Hello,

first of all thank you for the chance to reg here and read on for further informations. Im new to all this, read a lot the last weeks and will continue to investigate time.

Generally im a bit pointless on how i can extract needed license information from a rlm protected app. I found the pdf documents for flexlm but there is no such thing (from what i found) for rlm?!
Im trying on my first target which is protected with rlm v10.
The app has two kinds of applications, one main app and also some plugins for various third party apps.
First of all i tried to use RLMHelper, thanks for that awesome tool!
I was able to patch the main and plugin libraries with this.

The curious thing is the rlm and the corresponding vendor (which is a .set file instead of a binary) are serving the license fine. I can see them on localhost but for some reason the already patched libs from main app and plugins dont accept them.

Main app running fine if i place the lic in the $HOME/APP folder but dont accept the same lic file served from the rlm server.
The plugins dont run. It doesnt matter if i place the lic to $HOME/APP or tell the plugin to use the rlm served license.
Maybe the rlm version is too new for the RLMHelper?

Before wasting your time with various infos please tell me if you could need any further information and i will provide that.

Thanks schledde

The main question in this is that im asking if there are any similar documents like the pdfs for flexlm also available for the rlm?
I think that this is a bit different for rlm then for flexlm?

I would like to read and study that for my own first.
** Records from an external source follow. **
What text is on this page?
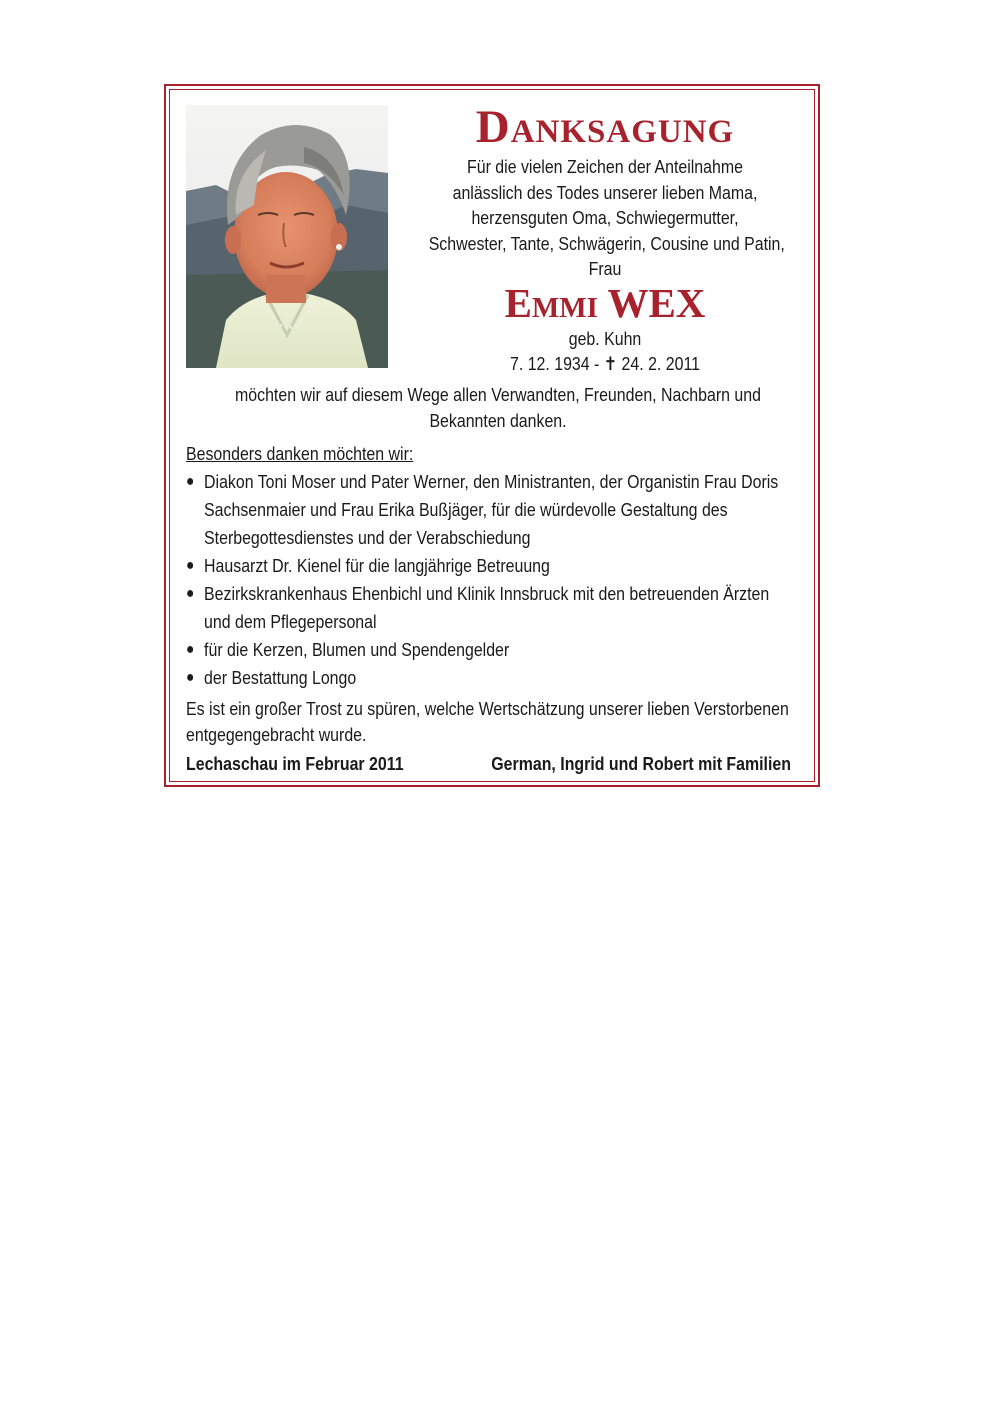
Danksagung
Für die vielen Zeichen der Anteilnahme
anlässlich des Todes unserer lieben Mama,
herzensguten Oma, Schwiegermutter,
Schwester, Tante, Schwägerin, Cousine und Patin,
Frau
Emmi WEX
geb. Kuhn
7. 12. 1934 - ✝ 24. 2. 2011
möchten wir auf diesem Wege allen Verwandten, Freunden, Nachbarn und
Bekannten danken.
Besonders danken möchten wir:
● Diakon Toni Moser und Pater Werner, den Ministranten, der Organistin Frau Doris
Sachsenmaier und Frau Erika Bußjäger, für die würdevolle Gestaltung des
Sterbegottesdienstes und der Verabschiedung
● Hausarzt Dr. Kienel für die langjährige Betreuung
● Bezirkskrankenhaus Ehenbichl und Klinik Innsbruck mit den betreuenden Ärzten
und dem Pflegepersonal
● für die Kerzen, Blumen und Spendengelder
● der Bestattung Longo
Es ist ein großer Trost zu spüren, welche Wertschätzung unserer lieben Verstorbenen
entgegengebracht wurde.
Lechaschau im Februar 2011	German, Ingrid und Robert mit Familien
You could look for some pdfs in the RLM 9.1 SDK which you might find at bbs.pediy.com (Chinese site); this may require you to register and login to download. Also at exelab.ru search for a link to the RLM Reversing Tutorial pdf, a.k.a. "rlmtut".

I don't have any experience with reversing an RLM target.

Thanks a lot tedshred.
I found both pdf docus from synkro and from kangalooj and also got the pdfs from the sdk 9.2 build.
I'll study the docs today and try that by myself.

However i was not able to find the sdk for rlm in a newer version but will try to grab that also today.

Again thanks a lot tedshred for your help

Hey tedshred,

i studied the pdf documents and its relatively simple to research the pubkeys in the target.
It depends on the target if you find two or three of these pubkeys. Also the pub signature is easy to find and with the sdk i can compile the sign binary. I'll try that tomorrow and see how it works.
But what can i do if i have no demo lic and im not knowing the featurenames or version numbers?
It should not be a problem to get isv name, signature etc. but is there a way i could extract the needed lic infos like featurename and version number from the target?

Thanks for a hint.

I have not studied the RLM SDK documentation. I would suggest trying to find out if there are environment variables or run-time options that could be set to display diagnostic/troubleshooting information.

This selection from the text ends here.